Внизу, в столовой, Гущин позвонил пароходному лакею в грязном, вонючем фраке и велел принести две порции чаю с лимоном. Поколебался немного и прибавил: «И пирожных там каких-нибудь и вообще…» Хотел было предложить Груне рыбную солянку или стерлядочку и вина, но испугался, что уйдет на этот кутеж пропасть денег, и не решился.
Груня с удовольствием и со стеснением оглядывала жалкую роскошь салона: обои из линолеума, зеркало в раме поддельного красного дерева, электрическую арматуру, вытертый бархат скамеек и кресел. Все это было из другого, незнакомого, аристократического мира, к которому несомненно принадлежал и Гущин с его вельветиновым пиджачком, пенсне, батистовым галстуком бабочкой и непонятными, приподнятыми оборотами речи.
– Разговор, не вязавшийся на палубе, стал здесь еще тяжелее. Гущин рассказывал о себе, о писателях, о первых представлениях, о редакциях. Груня внимательно слушала и лишь изредка отворачивалась в сторону, чтобы под углом полумонашеского платка скрыть короткую зевоту, или зевала одними ноздрями, сжав челюсти. Когда же она говорила о скуке монастырской жизни, о долгих церковных службах, о надоевших грибах, снетках, капусте и рыбе, о вышивках золотом и блестками, о хоровом пении, о подозрительности и придирчивости матушек, – скучал Гущин. Он всегда скучал, если говорили не о нем или он не говорил о себе.
Мысль о том, что рядом, в двух шагах, пустая каюта, которую можно запереть, и что во всем помещении второго класса нет, кроме их двоих, ни одного пассажира, – эта мысль была нестерпимо волнующая; от нее холодело и на секунду останавливалось сердце, сладко ныло в животе и в ногах, потели и слабели руки, кружилась голова и по коже бежали щекотливые струйки. Но как приступить? Как это делается? Подсесть поближе? Взять руку? Схватить шутя за грудь? Подойти сзади, сжать двумя руками милую, скромную монашескую головку, отогнуть назад и начать целовать в губы? Пожать под столом ногу? Начать с комплиментов? Заговорить о любви? Рыцарски предложить к ее услугам свою каюту? Нет, это все казалось невозможным, невероятным, неисполнимым. У других это выходит как-то просто, само собою. Должно быть, есть у них какие-то слова и движения, какие-то особые желания, каких Гущин не знает и к ним не способен. И он все чаще и чаще делал паузы, постукивал пальцами по клеенке стола и тянул бессмысленно: «Да-а-а… так, так, так… угму… да…»

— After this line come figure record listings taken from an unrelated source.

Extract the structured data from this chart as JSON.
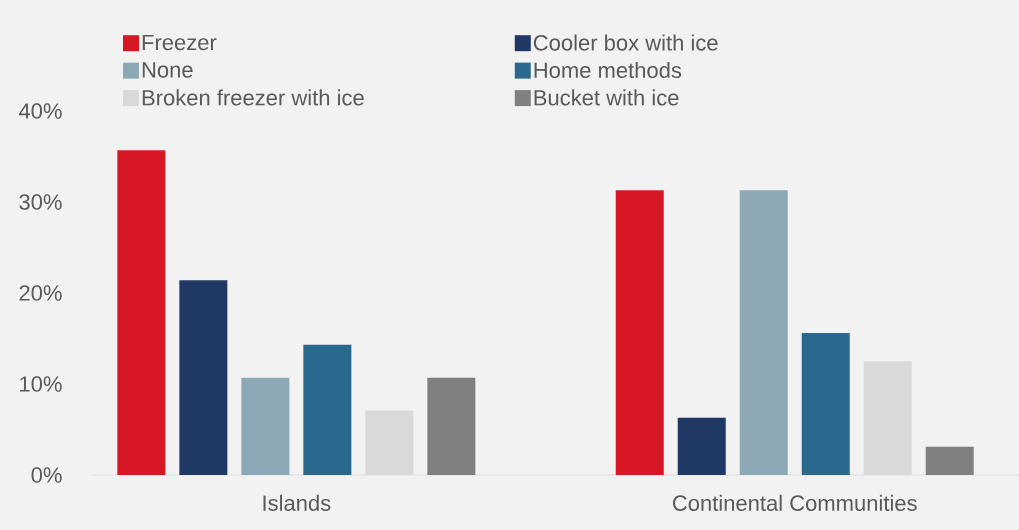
{
  "chart_data": {
    "type": "bar",
    "categories": [
      "Islands",
      "Continental Communities"
    ],
    "series": [
      {
        "name": "Freezer",
        "color": "#d71824",
        "values": [
          35.7,
          31.3
        ]
      },
      {
        "name": "Cooler box with ice",
        "color": "#203864",
        "values": [
          21.4,
          6.3
        ]
      },
      {
        "name": "None",
        "color": "#8ca8b4",
        "values": [
          10.7,
          31.3
        ]
      },
      {
        "name": "Home methods",
        "color": "#2b688e",
        "values": [
          14.3,
          15.6
        ]
      },
      {
        "name": "Broken freezer with ice",
        "color": "#d9d9d9",
        "values": [
          7.1,
          12.5
        ]
      },
      {
        "name": "Bucket with ice",
        "color": "#808080",
        "values": [
          10.7,
          3.1
        ]
      }
    ],
    "ylim": [
      0,
      40
    ],
    "yticks": [
      {
        "value": 0,
        "label": "0%"
      },
      {
        "value": 10,
        "label": "10%"
      },
      {
        "value": 20,
        "label": "20%"
      },
      {
        "value": 30,
        "label": "30%"
      },
      {
        "value": 40,
        "label": "40%"
      }
    ],
    "legend": "top"
  }
}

Вдруг тяжелые шаги послышались на ступеньках трапа. Они спускались все ниже и ниже, и казалось, под ними гнулась металлическая лестница. Гущин оторопел, и сердце у него затрепеталось, как живой воробей, взятый рукою. Дверь открылась. Наклонив голову, чтобы не стукнуться, вошел в столовую Кудеяр, большой и несуразный, точно слон, введенный в комнату.
– Ты что же это шляешься по каютам, мокрохвостая! – загудел он своим сиплым басом, густо переполнившим салон. – Нашли место, где чаи распивать. Марш! Ходу наверх. Вот скажу отцу… Он те раскочетит.
Гущин, мучительно бледнея, привстал и, точно в обмороке, залепетал:
– Послушайте… вы, может быть, думаете?.. Ни с какой стати… Как честный человек… Позвольте представиться… Ничего подобного.
Обессилев мгновенно, он опустился в кресло и продолжал сбивчиво бормотать:
– Позвольте представиться… Известный русский писатель. Гущин моя фамилия… Позвольте пожать вашу честную рабочую правую руку… Может быть, чайку… Милости…
– Гунявый! – крикнул Кудеяр звериным голосом, и его прищуренные глаза вдруг страшно раскрылись. – Убью.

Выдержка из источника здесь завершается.